We know that some sleep is regulated by the cycle of light, and that makes sense evolutionarily. You want to be awake when there's light because that's when you can be active, that’s when you can see. But it’s quite unsafe to be asleep, especially if you are prey. So there are complicated evolutionary pressures, but you can understand them.

But sleep homeostasis, the other model of sleep, is different. Somehow, you're measuring in your brain how long you've been awake, and when is the time that you can no longer be awake. You have to go to sleep or you die. It is that fundamental.

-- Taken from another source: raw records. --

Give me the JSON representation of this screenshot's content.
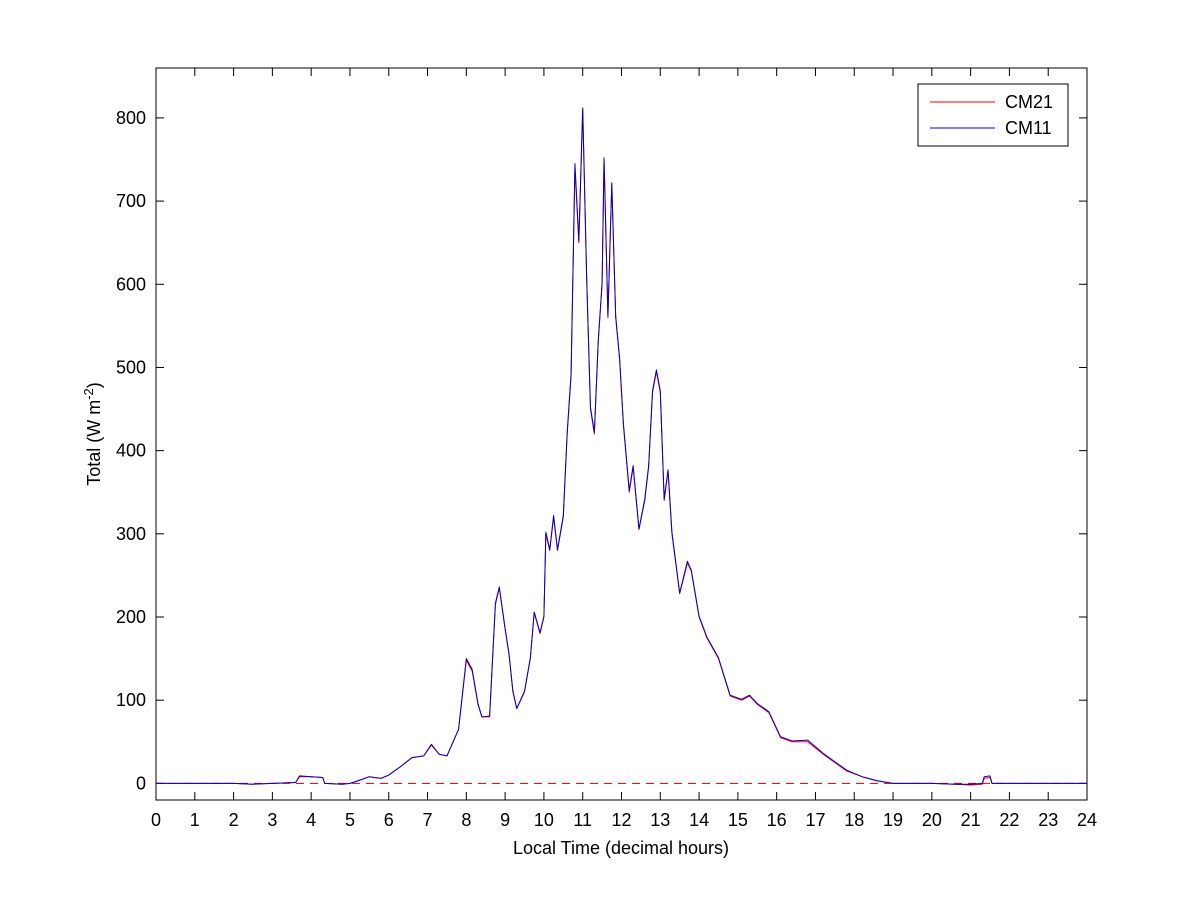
{
  "chart_data": {
    "type": "line",
    "title": "",
    "xlabel": "Local Time (decimal hours)",
    "ylabel": "Total (W m",
    "ylabel_sup": "-2",
    "ylabel_close": ")",
    "xlim": [
      0,
      24
    ],
    "ylim": [
      -20,
      860
    ],
    "xticks": [
      0,
      1,
      2,
      3,
      4,
      5,
      6,
      7,
      8,
      9,
      10,
      11,
      12,
      13,
      14,
      15,
      16,
      17,
      18,
      19,
      20,
      21,
      22,
      23,
      24
    ],
    "yticks": [
      0,
      100,
      200,
      300,
      400,
      500,
      600,
      700,
      800
    ],
    "grid": false,
    "legend_position": "top-right",
    "zero_reference_line": {
      "y": 0,
      "style": "dashed",
      "color": "#cc0000"
    },
    "series": [
      {
        "name": "CM21",
        "color": "#ff0000",
        "points": [
          [
            0,
            0
          ],
          [
            1,
            0
          ],
          [
            2,
            0
          ],
          [
            2.5,
            -1
          ],
          [
            3,
            0
          ],
          [
            3.6,
            1
          ],
          [
            3.7,
            8
          ],
          [
            4.0,
            8
          ],
          [
            4.3,
            7
          ],
          [
            4.35,
            0
          ],
          [
            4.8,
            -1
          ],
          [
            5.0,
            0
          ],
          [
            5.2,
            3
          ],
          [
            5.5,
            8
          ],
          [
            5.8,
            6
          ],
          [
            6.0,
            10
          ],
          [
            6.3,
            20
          ],
          [
            6.6,
            31
          ],
          [
            6.9,
            33
          ],
          [
            7.1,
            46
          ],
          [
            7.3,
            35
          ],
          [
            7.5,
            33
          ],
          [
            7.8,
            65
          ],
          [
            8.0,
            148
          ],
          [
            8.15,
            135
          ],
          [
            8.3,
            95
          ],
          [
            8.4,
            80
          ],
          [
            8.6,
            80
          ],
          [
            8.75,
            215
          ],
          [
            8.85,
            235
          ],
          [
            9.0,
            185
          ],
          [
            9.1,
            155
          ],
          [
            9.2,
            110
          ],
          [
            9.3,
            90
          ],
          [
            9.5,
            110
          ],
          [
            9.65,
            150
          ],
          [
            9.75,
            205
          ],
          [
            9.9,
            180
          ],
          [
            10.0,
            200
          ],
          [
            10.05,
            300
          ],
          [
            10.15,
            280
          ],
          [
            10.25,
            320
          ],
          [
            10.35,
            280
          ],
          [
            10.5,
            320
          ],
          [
            10.6,
            420
          ],
          [
            10.7,
            490
          ],
          [
            10.8,
            740
          ],
          [
            10.9,
            650
          ],
          [
            11.0,
            810
          ],
          [
            11.1,
            610
          ],
          [
            11.2,
            450
          ],
          [
            11.3,
            420
          ],
          [
            11.4,
            530
          ],
          [
            11.5,
            600
          ],
          [
            11.55,
            750
          ],
          [
            11.65,
            560
          ],
          [
            11.75,
            720
          ],
          [
            11.85,
            560
          ],
          [
            11.95,
            510
          ],
          [
            12.05,
            430
          ],
          [
            12.2,
            350
          ],
          [
            12.3,
            380
          ],
          [
            12.45,
            305
          ],
          [
            12.6,
            340
          ],
          [
            12.7,
            380
          ],
          [
            12.8,
            470
          ],
          [
            12.9,
            495
          ],
          [
            13.0,
            470
          ],
          [
            13.1,
            340
          ],
          [
            13.2,
            375
          ],
          [
            13.3,
            300
          ],
          [
            13.5,
            228
          ],
          [
            13.7,
            265
          ],
          [
            13.8,
            255
          ],
          [
            14.0,
            200
          ],
          [
            14.2,
            175
          ],
          [
            14.5,
            150
          ],
          [
            14.8,
            105
          ],
          [
            15.1,
            100
          ],
          [
            15.3,
            105
          ],
          [
            15.5,
            95
          ],
          [
            15.8,
            85
          ],
          [
            16.1,
            55
          ],
          [
            16.4,
            50
          ],
          [
            16.8,
            50
          ],
          [
            17.2,
            35
          ],
          [
            17.5,
            25
          ],
          [
            17.8,
            15
          ],
          [
            18.2,
            8
          ],
          [
            18.6,
            3
          ],
          [
            19.0,
            0
          ],
          [
            20.0,
            0
          ],
          [
            20.6,
            -1
          ],
          [
            21.0,
            -2
          ],
          [
            21.3,
            -1
          ],
          [
            21.35,
            6
          ],
          [
            21.5,
            7
          ],
          [
            21.55,
            0
          ],
          [
            22,
            0
          ],
          [
            23,
            0
          ],
          [
            24,
            0
          ]
        ]
      },
      {
        "name": "CM11",
        "color": "#0000cc",
        "points": [
          [
            0,
            0
          ],
          [
            1,
            0
          ],
          [
            2,
            0
          ],
          [
            2.5,
            -1
          ],
          [
            3,
            0
          ],
          [
            3.6,
            1
          ],
          [
            3.7,
            9
          ],
          [
            4.0,
            8
          ],
          [
            4.3,
            7
          ],
          [
            4.35,
            0
          ],
          [
            4.8,
            -1
          ],
          [
            5.0,
            0
          ],
          [
            5.2,
            3
          ],
          [
            5.5,
            8
          ],
          [
            5.8,
            6
          ],
          [
            6.0,
            10
          ],
          [
            6.3,
            20
          ],
          [
            6.6,
            31
          ],
          [
            6.9,
            33
          ],
          [
            7.1,
            47
          ],
          [
            7.3,
            35
          ],
          [
            7.5,
            33
          ],
          [
            7.8,
            65
          ],
          [
            8.0,
            150
          ],
          [
            8.15,
            137
          ],
          [
            8.3,
            96
          ],
          [
            8.4,
            80
          ],
          [
            8.6,
            81
          ],
          [
            8.75,
            217
          ],
          [
            8.85,
            236
          ],
          [
            9.0,
            186
          ],
          [
            9.1,
            156
          ],
          [
            9.2,
            111
          ],
          [
            9.3,
            90
          ],
          [
            9.5,
            111
          ],
          [
            9.65,
            151
          ],
          [
            9.75,
            206
          ],
          [
            9.9,
            181
          ],
          [
            10.0,
            201
          ],
          [
            10.05,
            302
          ],
          [
            10.15,
            281
          ],
          [
            10.25,
            322
          ],
          [
            10.35,
            281
          ],
          [
            10.5,
            322
          ],
          [
            10.6,
            422
          ],
          [
            10.7,
            492
          ],
          [
            10.8,
            745
          ],
          [
            10.9,
            652
          ],
          [
            11.0,
            812
          ],
          [
            11.1,
            612
          ],
          [
            11.2,
            452
          ],
          [
            11.3,
            422
          ],
          [
            11.4,
            532
          ],
          [
            11.5,
            602
          ],
          [
            11.55,
            752
          ],
          [
            11.65,
            562
          ],
          [
            11.75,
            722
          ],
          [
            11.85,
            562
          ],
          [
            11.95,
            512
          ],
          [
            12.05,
            432
          ],
          [
            12.2,
            352
          ],
          [
            12.3,
            382
          ],
          [
            12.45,
            306
          ],
          [
            12.6,
            342
          ],
          [
            12.7,
            382
          ],
          [
            12.8,
            472
          ],
          [
            12.9,
            497
          ],
          [
            13.0,
            472
          ],
          [
            13.1,
            342
          ],
          [
            13.2,
            377
          ],
          [
            13.3,
            302
          ],
          [
            13.5,
            229
          ],
          [
            13.7,
            267
          ],
          [
            13.8,
            256
          ],
          [
            14.0,
            201
          ],
          [
            14.2,
            176
          ],
          [
            14.5,
            151
          ],
          [
            14.8,
            106
          ],
          [
            15.1,
            101
          ],
          [
            15.3,
            106
          ],
          [
            15.5,
            96
          ],
          [
            15.8,
            86
          ],
          [
            16.1,
            56
          ],
          [
            16.4,
            51
          ],
          [
            16.8,
            52
          ],
          [
            17.2,
            36
          ],
          [
            17.5,
            26
          ],
          [
            17.8,
            16
          ],
          [
            18.2,
            8
          ],
          [
            18.6,
            3
          ],
          [
            19.0,
            0
          ],
          [
            20.0,
            0
          ],
          [
            20.6,
            -1
          ],
          [
            21.0,
            -1
          ],
          [
            21.3,
            0
          ],
          [
            21.35,
            8
          ],
          [
            21.5,
            9
          ],
          [
            21.55,
            0
          ],
          [
            22,
            0
          ],
          [
            23,
            0
          ],
          [
            24,
            0
          ]
        ]
      }
    ]
  }
}
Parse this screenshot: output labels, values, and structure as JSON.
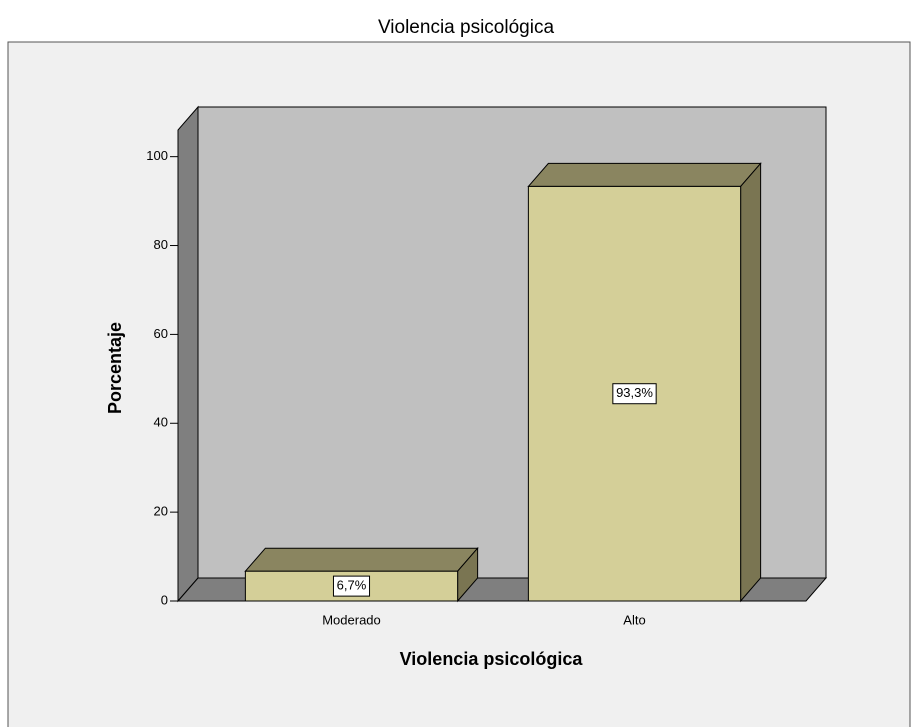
{
  "chart_data": {
    "type": "bar3d",
    "title": "Violencia psicológica",
    "x_label": "Violencia psicológica",
    "y_label": "Porcentaje",
    "categories": [
      "Moderado",
      "Alto"
    ],
    "values": [
      6.7,
      93.3
    ],
    "value_labels": [
      "6,7%",
      "93,3%"
    ],
    "color": "#d4cf98",
    "ylim": [
      0,
      106
    ],
    "yticks": [
      0,
      20,
      40,
      60,
      80,
      100
    ],
    "grid": false
  }
}
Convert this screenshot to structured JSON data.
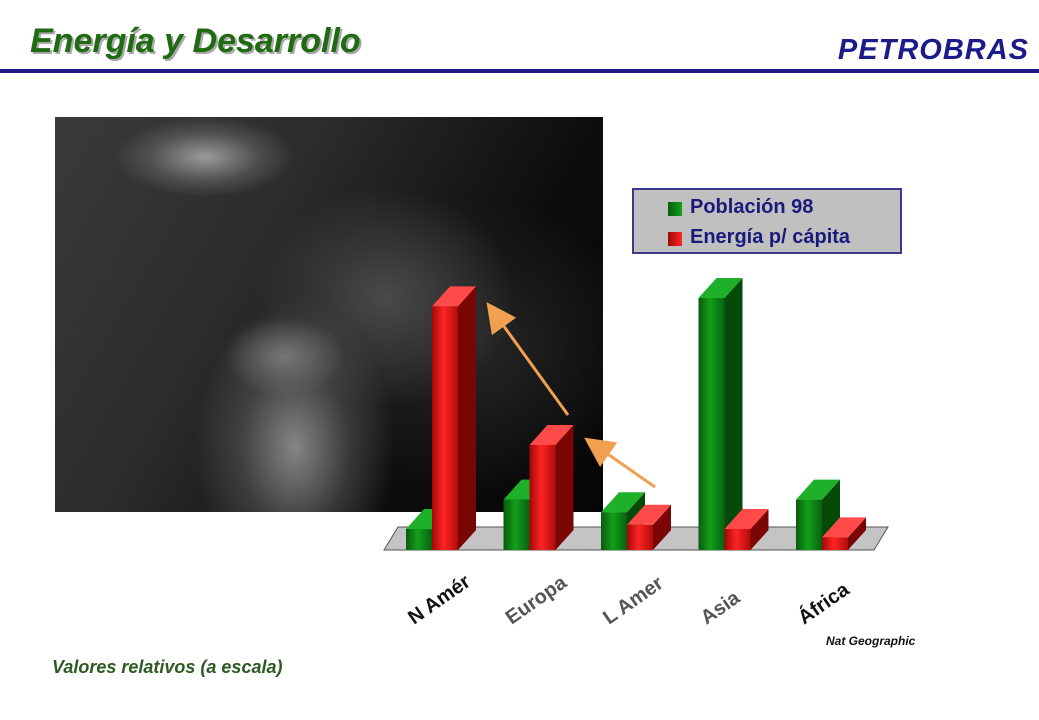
{
  "slide": {
    "title": "Energía y Desarrollo",
    "brand": "PETROBRAS",
    "footnote": "Valores relativos (a escala)",
    "source": "Nat Geographic"
  },
  "colors": {
    "poblacion": "#0e7a14",
    "energia": "#e11212",
    "accent_rule": "#1c1c86",
    "arrow": "#f0a050"
  },
  "chart_data": {
    "type": "bar",
    "categories": [
      "N Amér",
      "Europa",
      "L Amer",
      "Asia",
      "África"
    ],
    "series": [
      {
        "name": "Población 98",
        "values": [
          5,
          12,
          9,
          60,
          12
        ]
      },
      {
        "name": "Energía p/ cápita",
        "values": [
          58,
          25,
          6,
          5,
          3
        ]
      }
    ],
    "ylim": [
      0,
      65
    ],
    "legend": {
      "position": "top-right"
    }
  }
}
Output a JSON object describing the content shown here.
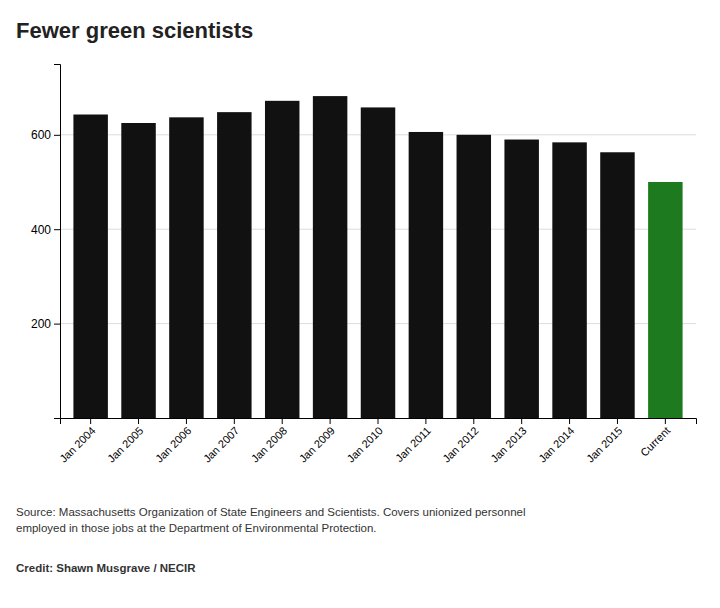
{
  "chart_data": {
    "type": "bar",
    "title": "Fewer green scientists",
    "categories": [
      "Jan 2004",
      "Jan 2005",
      "Jan 2006",
      "Jan 2007",
      "Jan 2008",
      "Jan 2009",
      "Jan 2010",
      "Jan 2011",
      "Jan 2012",
      "Jan 2013",
      "Jan 2014",
      "Jan 2015",
      "Current"
    ],
    "values": [
      643,
      625,
      637,
      648,
      672,
      682,
      658,
      606,
      600,
      590,
      584,
      563,
      500
    ],
    "colors": [
      "#111111",
      "#111111",
      "#111111",
      "#111111",
      "#111111",
      "#111111",
      "#111111",
      "#111111",
      "#111111",
      "#111111",
      "#111111",
      "#111111",
      "#1e7a1e"
    ],
    "ylim": [
      0,
      750
    ],
    "yticks": [
      200,
      400,
      600
    ],
    "grid": true,
    "annotations": [
      "Source: Massachusetts Organization of State Engineers and Scientists. Covers unionized personnel\nemployed in those jobs at the Department of Environmental Protection.",
      "Credit: Shawn Musgrave / NECIR"
    ]
  }
}
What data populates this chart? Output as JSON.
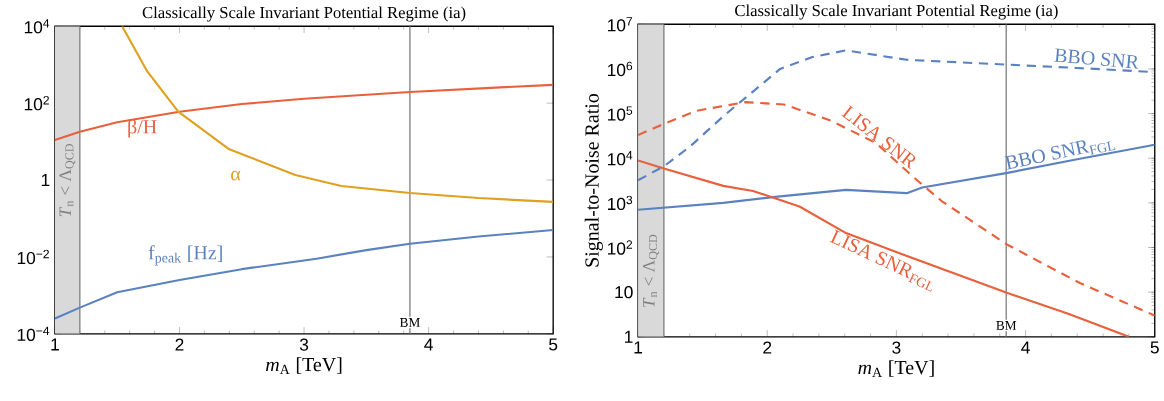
{
  "chart_data": [
    {
      "type": "line",
      "title": "Classically Scale Invariant Potential Regime (ia)",
      "xlabel": "*m*$_{A}$ [TeV]",
      "log": "y",
      "xlim": [
        1,
        5
      ],
      "xticks": [
        1,
        2,
        3,
        4,
        5
      ],
      "ylim": [
        0.0001,
        10000
      ],
      "yticks": [
        {
          "value": 0.0001,
          "label": "10$^{−4}$"
        },
        {
          "value": 0.01,
          "label": "10$^{−2}$"
        },
        1,
        {
          "value": 100,
          "label": "10$^{2}$"
        },
        {
          "value": 10000,
          "label": "10$^{4}$"
        }
      ],
      "series": [
        {
          "name": "β/H",
          "color": "#e8603c",
          "x": [
            1,
            1.2,
            1.5,
            2,
            2.5,
            3,
            3.5,
            3.85,
            4.5,
            5
          ],
          "values": [
            11,
            18,
            32,
            60,
            95,
            130,
            165,
            195,
            250,
            300
          ]
        },
        {
          "name": "α",
          "color": "#e0a020",
          "x": [
            1.54,
            1.74,
            1.99,
            2.4,
            2.93,
            3.3,
            3.85,
            4.4,
            5
          ],
          "values": [
            10000,
            680,
            60,
            6.3,
            1.35,
            0.7,
            0.46,
            0.34,
            0.27
          ]
        },
        {
          "name": "f$_{peak}$ [Hz]",
          "color": "#5b82c0",
          "x": [
            1,
            1.2,
            1.5,
            2,
            2.5,
            3.1,
            3.5,
            3.85,
            4.4,
            5
          ],
          "values": [
            0.00025,
            0.00048,
            0.0012,
            0.0025,
            0.0048,
            0.009,
            0.015,
            0.022,
            0.034,
            0.05
          ]
        }
      ],
      "bands": [
        {
          "axis": "x",
          "from": 1,
          "to": 1.2,
          "label": "*T*$_{n}$ < Λ$_{QCD}$",
          "color": "#d9d9d9"
        }
      ],
      "ref_lines": [
        {
          "axis": "x",
          "value": 1.2,
          "color": "#808080"
        },
        {
          "axis": "x",
          "value": 3.85,
          "label": "BM",
          "color": "#808080"
        }
      ]
    },
    {
      "type": "line",
      "title": "Classically Scale Invariant Potential Regime (ia)",
      "xlabel": "*m*$_{A}$ [TeV]",
      "ylabel": "Signal-to-Noise Ratio",
      "log": "y",
      "xlim": [
        1,
        5
      ],
      "xticks": [
        1,
        2,
        3,
        4,
        5
      ],
      "ylim": [
        1,
        10000000
      ],
      "yticks": [
        1,
        10,
        {
          "value": 100,
          "label": "10$^{2}$"
        },
        {
          "value": 1000,
          "label": "10$^{3}$"
        },
        {
          "value": 10000,
          "label": "10$^{4}$"
        },
        {
          "value": 100000,
          "label": "10$^{5}$"
        },
        {
          "value": 1000000,
          "label": "10$^{6}$"
        },
        {
          "value": 10000000,
          "label": "10$^{7}$"
        }
      ],
      "series": [
        {
          "name": "BBO SNR",
          "color": "#5b82c0",
          "line_style": "dashed",
          "x": [
            1,
            1.2,
            1.4,
            1.66,
            2.1,
            2.35,
            2.61,
            3.08,
            3.85,
            4.4,
            5
          ],
          "values": [
            3200,
            6600,
            18000,
            87000,
            1000000,
            1850000,
            2600000,
            1600000,
            1250000,
            1050000,
            850000
          ]
        },
        {
          "name": "LISA SNR",
          "color": "#e8603c",
          "line_style": "dashed",
          "x": [
            1,
            1.2,
            1.45,
            1.83,
            2.13,
            2.49,
            2.84,
            3.14,
            3.35,
            3.86,
            4.42,
            5
          ],
          "values": [
            33000,
            59000,
            115000,
            180000,
            160000,
            70000,
            22000,
            3600,
            1100,
            115,
            16,
            3
          ]
        },
        {
          "name": "BBO SNR$_{FGL}$",
          "color": "#5b82c0",
          "line_style": "solid",
          "x": [
            1,
            1.66,
            2.1,
            2.61,
            3.08,
            3.2,
            3.86,
            4.4,
            5
          ],
          "values": [
            700,
            1000,
            1400,
            1950,
            1650,
            2200,
            4700,
            9500,
            20000
          ]
        },
        {
          "name": "LISA SNR$_{FGL}$",
          "color": "#e8603c",
          "line_style": "solid",
          "x": [
            1,
            1.2,
            1.66,
            1.89,
            2.25,
            2.61,
            3.05,
            3.86,
            4.33,
            4.8
          ],
          "values": [
            8900,
            5900,
            2400,
            1850,
            830,
            210,
            70,
            9.6,
            3.3,
            1
          ]
        }
      ],
      "bands": [
        {
          "axis": "x",
          "from": 1,
          "to": 1.2,
          "label": "*T*$_{n}$ < Λ$_{QCD}$",
          "color": "#d9d9d9"
        }
      ],
      "ref_lines": [
        {
          "axis": "x",
          "value": 1.2,
          "color": "#808080"
        },
        {
          "axis": "x",
          "value": 3.85,
          "label": "BM",
          "color": "#808080"
        }
      ]
    }
  ]
}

Why do we need that so, so much? We don't know. 

Biography:

The Batista-Brito lab research interests focus on understanding how specific neuronal cell types, giving emphasis to GABAergic inhibitory neurons, and associated circuits mature and orchestrate the processing of cortical information related to behaviour. Our approach ranges from the molecular/cellular to the systems perspective by combining single-cell genetic profiling, mouse genetics, cell-type–specific manipulation of neuronal activity, in vivo electrophysiology, and behaviour. We have establish two major research lines:

1) We investigate how postnatal development of inhibitory function shapes the way sensory information is processed in the cortex, in the context of health and disease. Perception depends on the adaptive function of various cortical areas comprised of many types of cells, and synaptic connections that develop on a long timescale. During development, neural networks must grow from a state of zero connectivity to the precisely interconnected circuits characteristic of the adult brain. The activity of GABAergic inhibitory neurons during postnatal development is likely to mediate synaptic refinement, reducing synchrony and enhancing precision in the mature network. Accordingly, dysregulation of inhibitory neurons has been linked to several neurodevelopmental disorders. Addressing these questions will identify key developmental processes, elucidate fundamental mechanisms by which sensory information guides behaviour, and potentially provide new biomarkers for neuropsychiatric diseases.

2) We investigate the mechanisms by which contextual modulations are implemented in cortical circuits. We focus on contextual influences of global behavioural/arousal state (e.g. how alert am I?), sensory predictions (e.g. which stimuli do I expect?), and top-down attention (what is relevant to me?). We ask what are the essential neuron classes, giving emphasis to GABAergic inhibitory neurons classes, responsible for translating neuromodulatory signals into changes in sensory processing and perception. By focusing on the circuit mechanisms of contextual modulation operations, we may begin to understand how mutations in GABAergic inhibitory neurons and alterations in neuromodulatory signaling lead to specific deficits of information processing in neuropsychiatric disease.